Dos mil diecinueve años después

Fausto Jaramillo Y.

Hace algo más de 2000 años, en Medio Oriente, en tierras de lo que hoy es Palestina e Israel, un hombre y sus 12 amigos iniciaron la que sería la más importante y profunda revolución que haya conocido la historia humana.

No importa su creencia religiosa, no piense en su pertenencia a tal o cual Iglesia, piense únicamente que lo que en ese entonces sucedía en esa tierra, cambió por completo el pensamiento y la vida de todos los humanos de todos los pueblos.

Ese carpintero y sus amigos emprendieron su misión sin armas ni dinero, sin auspiciantes ni partidos o movimientos políticos que los respaldaran.
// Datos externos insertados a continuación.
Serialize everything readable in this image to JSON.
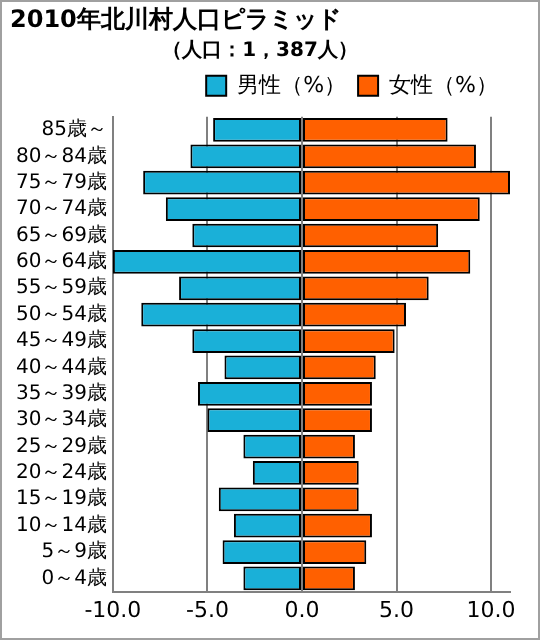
{
  "chart_data": {
    "type": "bar",
    "title": "2010年北川村人口ピラミッド",
    "subtitle": "（人口：1，387人）",
    "orientation": "horizontal",
    "stacked": true,
    "categories": [
      "85歳～",
      "80～84歳",
      "75～79歳",
      "70～74歳",
      "65～69歳",
      "60～64歳",
      "55～59歳",
      "50～54歳",
      "45～49歳",
      "40～44歳",
      "35～39歳",
      "30～34歳",
      "25～29歳",
      "20～24歳",
      "15～19歳",
      "10～14歳",
      "5～9歳",
      "0～4歳"
    ],
    "series": [
      {
        "name": "男性（%）",
        "color": "#1ab0d8",
        "values": [
          -4.7,
          -5.9,
          -8.4,
          -7.2,
          -5.8,
          -10.0,
          -6.5,
          -8.5,
          -5.8,
          -4.1,
          -5.5,
          -5.0,
          -3.1,
          -2.6,
          -4.4,
          -3.6,
          -4.2,
          -3.1
        ]
      },
      {
        "name": "女性（%）",
        "color": "#ff6000",
        "values": [
          7.7,
          9.2,
          11.0,
          9.4,
          7.2,
          8.9,
          6.7,
          5.5,
          4.9,
          3.9,
          3.7,
          3.7,
          2.8,
          3.0,
          3.0,
          3.7,
          3.4,
          2.8
        ]
      }
    ],
    "xlim": [
      -10,
      11
    ],
    "xticks": [
      {
        "value": -10,
        "label": "-10.0"
      },
      {
        "value": -5,
        "label": "-5.0"
      },
      {
        "value": 0,
        "label": "0.0"
      },
      {
        "value": 5,
        "label": "5.0"
      },
      {
        "value": 10,
        "label": "10.0"
      }
    ],
    "grid": "x",
    "legend": "top right"
  }
}
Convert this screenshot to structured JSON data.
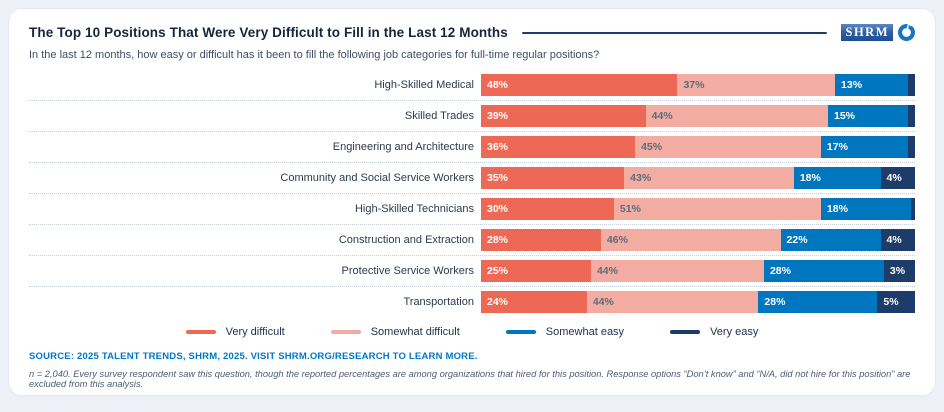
{
  "header": {
    "title": "The Top 10 Positions That Were Very Difficult to Fill in the Last 12 Months",
    "subtitle": "In the last 12 months, how easy or difficult has it been to fill the following job categories for full-time regular positions?",
    "logo_text": "SHRM"
  },
  "colors": {
    "very_difficult": "#ee6955",
    "somewhat_difficult": "#f3aca1",
    "somewhat_easy": "#0076be",
    "very_easy": "#1e3c69",
    "accent_line": "#1e3c69",
    "source_blue": "#0077c8",
    "logo_blue": "#1c75bc"
  },
  "chart_data": {
    "type": "bar",
    "orientation": "horizontal",
    "stacked": true,
    "value_suffix": "%",
    "legend_position": "bottom",
    "grid": "dotted row separators",
    "categories": [
      "High-Skilled Medical",
      "Skilled Trades",
      "Engineering and Architecture",
      "Community and Social Service Workers",
      "High-Skilled Technicians",
      "Construction and Extraction",
      "Protective Service Workers",
      "Transportation"
    ],
    "series": [
      {
        "name": "Very difficult",
        "color_key": "very_difficult",
        "values": [
          48,
          39,
          36,
          35,
          30,
          28,
          25,
          24
        ],
        "labeled": [
          true,
          true,
          true,
          true,
          true,
          true,
          true,
          true
        ]
      },
      {
        "name": "Somewhat difficult",
        "color_key": "somewhat_difficult",
        "values": [
          37,
          44,
          45,
          43,
          51,
          46,
          44,
          44
        ],
        "labeled": [
          true,
          true,
          true,
          true,
          true,
          true,
          true,
          true
        ]
      },
      {
        "name": "Somewhat easy",
        "color_key": "somewhat_easy",
        "values": [
          13,
          15,
          17,
          18,
          18,
          22,
          28,
          28
        ],
        "labeled": [
          true,
          true,
          true,
          true,
          true,
          true,
          true,
          true
        ]
      },
      {
        "name": "Very easy",
        "color_key": "very_easy",
        "values": [
          2,
          2,
          2,
          4,
          1,
          4,
          3,
          5
        ],
        "labeled": [
          false,
          false,
          false,
          true,
          false,
          true,
          true,
          true
        ]
      }
    ],
    "legend": [
      {
        "label": "Very difficult",
        "color_key": "very_difficult"
      },
      {
        "label": "Somewhat difficult",
        "color_key": "somewhat_difficult"
      },
      {
        "label": "Somewhat easy",
        "color_key": "somewhat_easy"
      },
      {
        "label": "Very easy",
        "color_key": "very_easy"
      }
    ]
  },
  "footer": {
    "source": "SOURCE: 2025 TALENT TRENDS, SHRM, 2025. VISIT SHRM.ORG/RESEARCH TO LEARN MORE.",
    "footnote": "n = 2,040. Every survey respondent saw this question, though the reported percentages are among organizations that hired for this position. Response options “Don’t know” and “N/A, did not hire for this position” are excluded from this analysis."
  }
}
Su camino lo recorrieron a pie, sin esperar motos, ni vehículos de seguridad, no tuvieron aviones, helicópteros, yates o barcos que los trasladaran por ríos o por mares. Los medios de comunicación, que no existían en esos días, no los acompañaron ni transmitieron sus mítines, ni difundieron sus proclamas.

Durante 3 años durmieron en casas de amigos o en el suelo del desierto, comieron lo que pudieron y cuando de compartir se trataba, no pidieron diezmos ni tomaron dinero de coimas; no, no hicieron eso, por el contrario compartieron su propio pedazo de pan. Por ahí cuentan que en una ocasión en la que mucha gente había acudido a escuchar su mensaje, debieron alimentar a la multitud, y lo hicieron, implorando un milagro de Dios, repartiendo pan y pescado, alimentos nutritivos y no sánduches y vasos de gaseosas como pago de su asistencia.

No pretendían alcanzar el Poder terrenal, ni mandar ejércitos ni trolles, no buscaron sembrar odios ni rencores; buscaron justicia: “dar al César lo que es del César y dar a Dios lo que es de Dios”. Predicaron compasión: “el que esté libre de pecado, que arroje la primera piedra”.

Sus prédicas no se oyeron en lujosos templos o palacios, ni en bullangeras tarimas, no necesitaron contratar equipos de sonido para que todos los escucharan, no firmaron costosos contratos para que los técnicos audiovisuales se enriquecieran para transmitir sus caras y sus gestos. No, ellos preferían el contacto cara a cara, limpio, sincero, humano.

Y, luego, cuando la justicia terrenal los persiguió, no huyeron, no se escondieron en áticos de otros países ni tierras, no promovieron que su gente se lanzara con violencia contra los que les habían acusado. No, ellos guardaron compostura porque sabían que su mensaje guardaba una verdad más grande que el odio y la vergüenza de la grosería y la intemperancia.

Más de 2.000 años y su mensaje sigue recorriendo todos los caminos, los siglos no han opacado su verdad. Es que sus palabras estaban respaldadas por sus obras y por sus vidas.